- Published (US):
- Feb 20, 2024
- Published (UK):
- Apr 16, 2024
- 5.5 x 8.5 in.
- 1 b/w illus.
Throughout history, too many Americans have been disenfranchised or faced needless barriers to vote. Part of the blame falls on the Constitution, which does not contain an affirmative right to vote. The Supreme Court has made matters worse by failing to protect voting rights and limiting Congress’s ability to do so. The time has come for voters to take action and push for an amendment to the Constitution that would guarantee this right for all.

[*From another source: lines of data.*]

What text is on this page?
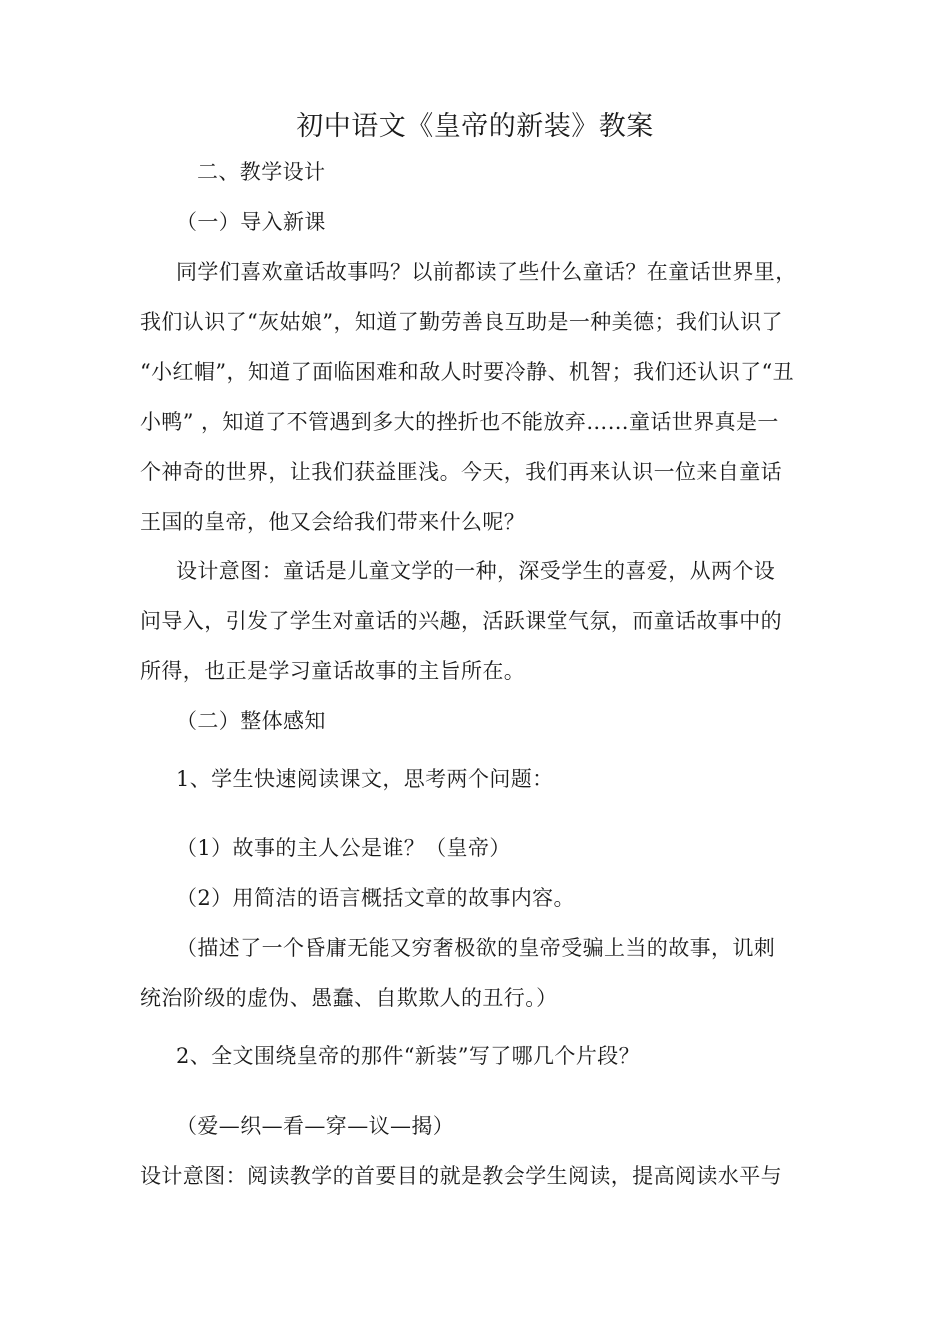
初中语文《皇帝的新装》教案
二、教学设计
（一）导入新课
同学们喜欢童话故事吗？以前都读了些什么童话？在童话世界里，
我们认识了“灰姑娘”，知道了勤劳善良互助是一种美德；我们认识了
“小红帽”，知道了面临困难和敌人时要冷静、机智；我们还认识了“丑
小鸭” ，知道了不管遇到多大的挫折也不能放弃……童话世界真是一
个神奇的世界，让我们获益匪浅。今天，我们再来认识一位来自童话
王国的皇帝，他又会给我们带来什么呢？
设计意图：童话是儿童文学的一种，深受学生的喜爱，从两个设
问导入，引发了学生对童话的兴趣，活跃课堂气氛，而童话故事中的
所得，也正是学习童话故事的主旨所在。
（二）整体感知
1、学生快速阅读课文，思考两个问题：
（1）故事的主人公是谁？（皇帝）
（2）用简洁的语言概括文章的故事内容。
（描述了一个昏庸无能又穷奢极欲的皇帝受骗上当的故事，讥刺
统治阶级的虚伪、愚蠢、自欺欺人的丑行。）
2、全文围绕皇帝的那件“新装”写了哪几个片段？
（爱—织—看—穿—议—揭）
设计意图：阅读教学的首要目的就是教会学生阅读，提高阅读水平与
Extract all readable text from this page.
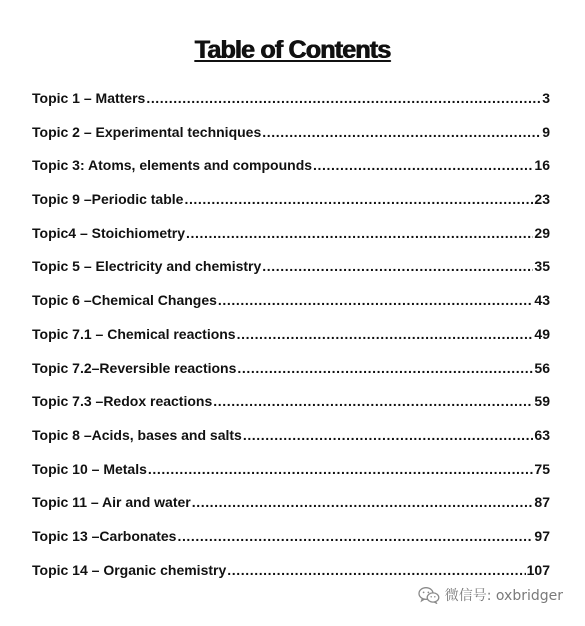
Table of Contents
Topic 1 – Matters .....	3
Topic 2 – Experimental techniques .....	9
Topic 3: Atoms, elements and compounds .....	16
Topic 9 –Periodic table .....	23
Topic4 – Stoichiometry .....	29
Topic 5 – Electricity and chemistry .....	35
Topic 6 –Chemical Changes .....	43
Topic 7.1 – Chemical reactions .....	49
Topic 7.2–Reversible reactions .....	56
Topic 7.3 –Redox reactions .....	59
Topic 8 –Acids, bases and salts .....	63
Topic 10 – Metals .....	75
Topic 11 – Air and water .....	87
Topic 13 –Carbonates .....	97
Topic 14 – Organic chemistry .....	107
微信号: oxbridger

Drawing on troubling stories of state attempts to disenfranchise military voters, women, African Americans, students, former felons, Native Americans, and others, Richard Hasen argues that American democracy can and should do better in assuring that all eligible voters can cast a meaningful vote that will be fairly counted. He shows how a constitutional right to vote can deescalate voting wars between political parties that lead to endless rounds of litigation and undermine voter confidence in elections, and can safeguard democracy against dangerous attempts at election subversion like the one we witnessed in the aftermath of the 2020 presidential election.
The path to a constitutional amendment is undoubtedly hard, especially in these polarized times. A Real Right to Vote explains what’s in it for conservatives who have resisted voting reform, and reveals how the pursuit of an amendment can yield tangible dividends for democracy long before ratification.